Huawei tak lagi bekerja sama dengan Google karena masuk daftar hitam (blacklist) terkait perdagangan Amerika Serikat (AS) sejak tahun lalu. Raksasa teknologi Tiongkok itu pun membuat toko aplikasi sendiri, AppGallery dan diklaim ketiga terbesar di dunia.
Dalam keterangan resmi yang dikutip dari 9to5Google, Huawei menyebut bahwa peringkat AppGallery di bawah Apple App Store. Sedangkan posisi pertama ditempati oleh Google Play Store.
“App Gallery peringkat ketiga dunia, dengan lebih dari 400 juta pengguna bulanan aktif (Monthly Active Users/MAU),” demikian dikutip dari 9to5Google, hari ini (26/4). Platform itu juga memiliki lebih dari 55 ribu kelompok aplikasi.
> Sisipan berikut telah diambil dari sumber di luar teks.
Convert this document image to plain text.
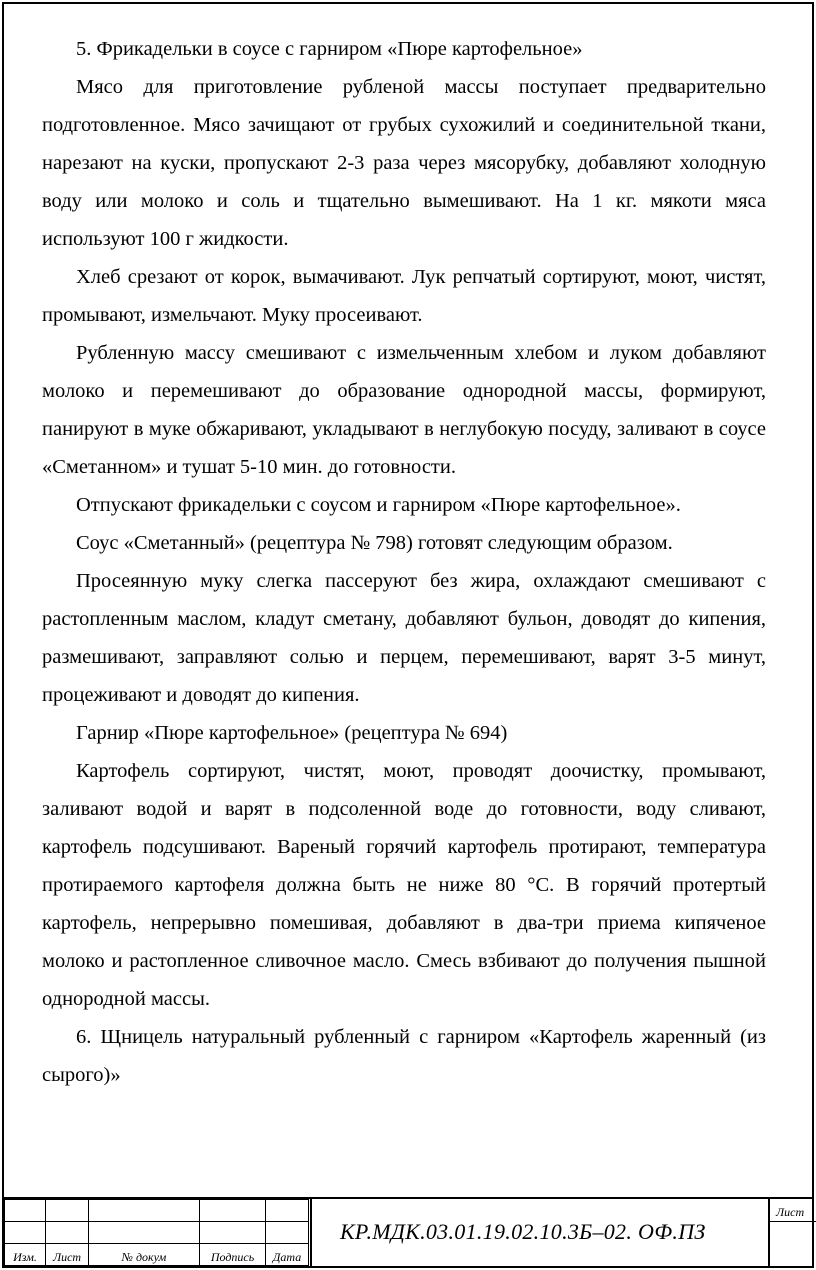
5. Фрикадельки в соусе с гарниром «Пюре картофельное»

Мясо для приготовление рубленой массы поступает предварительно подготовленное. Мясо зачищают от грубых сухожилий и соединительной ткани, нарезают на куски, пропускают 2-3 раза через мясорубку, добавляют холодную воду или молоко и соль и тщательно вымешивают. На 1 кг. мякоти мяса используют 100 г жидкости.

Хлеб срезают от корок, вымачивают. Лук репчатый сортируют, моют, чистят, промывают, измельчают. Муку просеивают.

Рубленную массу смешивают с измельченным хлебом и луком добавляют молоко и перемешивают до образование однородной массы, формируют, панируют в муке обжаривают, укладывают в неглубокую посуду, заливают в соусе «Сметанном» и тушат 5-10 мин. до готовности.

Отпускают фрикадельки с соусом и гарниром «Пюре картофельное».

Соус «Сметанный» (рецептура № 798) готовят следующим образом.

Просеянную муку слегка пассеруют без жира, охлаждают смешивают с растопленным маслом, кладут сметану, добавляют бульон, доводят до кипения, размешивают, заправляют солью и перцем, перемешивают, варят 3-5 минут, процеживают и доводят до кипения.

Гарнир «Пюре картофельное» (рецептура № 694)

Картофель сортируют, чистят, моют, проводят доочистку, промывают, заливают водой и варят в подсоленной воде до готовности, воду сливают, картофель подсушивают. Вареный горячий картофель протирают, температура протираемого картофеля должна быть не ниже 80 °С. В горячий протертый картофель, непрерывно помешивая, добавляют в два-три приема кипяченое молоко и растопленное сливочное масло. Смесь взбивают до получения пышной однородной массы.

6. Щницель натуральный рубленный с гарниром «Картофель жаренный (из сырого)»

Изм.	Лист	№ докум	Подпись	Дата
КР.МДК.03.01.19.02.10.3Б–02. ОФ.ПЗ
Лист
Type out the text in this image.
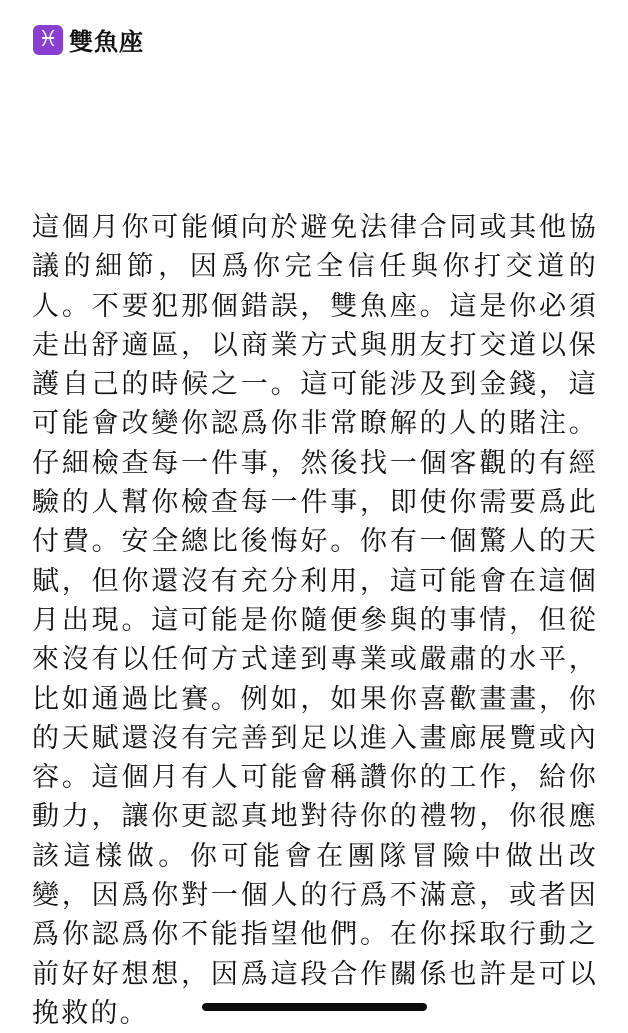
♓ 雙魚座

這個月你可能傾向於避免法律合同或其他協議的細節，因爲你完全信任與你打交道的人。不要犯那個錯誤，雙魚座。這是你必須走出舒適區，以商業方式與朋友打交道以保護自己的時候之一。這可能涉及到金錢，這可能會改變你認爲你非常瞭解的人的賭注。仔細檢查每一件事，然後找一個客觀的有經驗的人幫你檢查每一件事，即使你需要爲此付費。安全總比後悔好。你有一個驚人的天賦，但你還沒有充分利用，這可能會在這個月出現。這可能是你隨便參與的事情，但從來沒有以任何方式達到專業或嚴肅的水平，比如通過比賽。例如，如果你喜歡畫畫，你的天賦還沒有完善到足以進入畫廊展覽或內容。這個月有人可能會稱讚你的工作，給你動力，讓你更認真地對待你的禮物，你很應該這樣做。你可能會在團隊冒險中做出改變，因爲你對一個人的行爲不滿意，或者因爲你認爲你不能指望他們。在你採取行動之前好好想想，因爲這段合作關係也許是可以挽救的。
(Baca: Huawei Rilis Ponsel Lipat Hari Ini, Google Beri Peringatan Konsumen)
Huawei mengaku telah menghabiskan US$ 1 miliar atau sekitar Rp 14 triliun untuk meningkatkan basis data pengembang. Dana itu juga dipakai untuk mengembangkan AppGallery.
Perusahaan teknologi itu mengembangkan sendiri toko aplikasi, sistem operasi (Operating System/OS) hingga prosesor, karena sanksi dari AS. Korporasi asal Negeri Paman Sam seperti Google tidak boleh bekerja sama dengan Huawei.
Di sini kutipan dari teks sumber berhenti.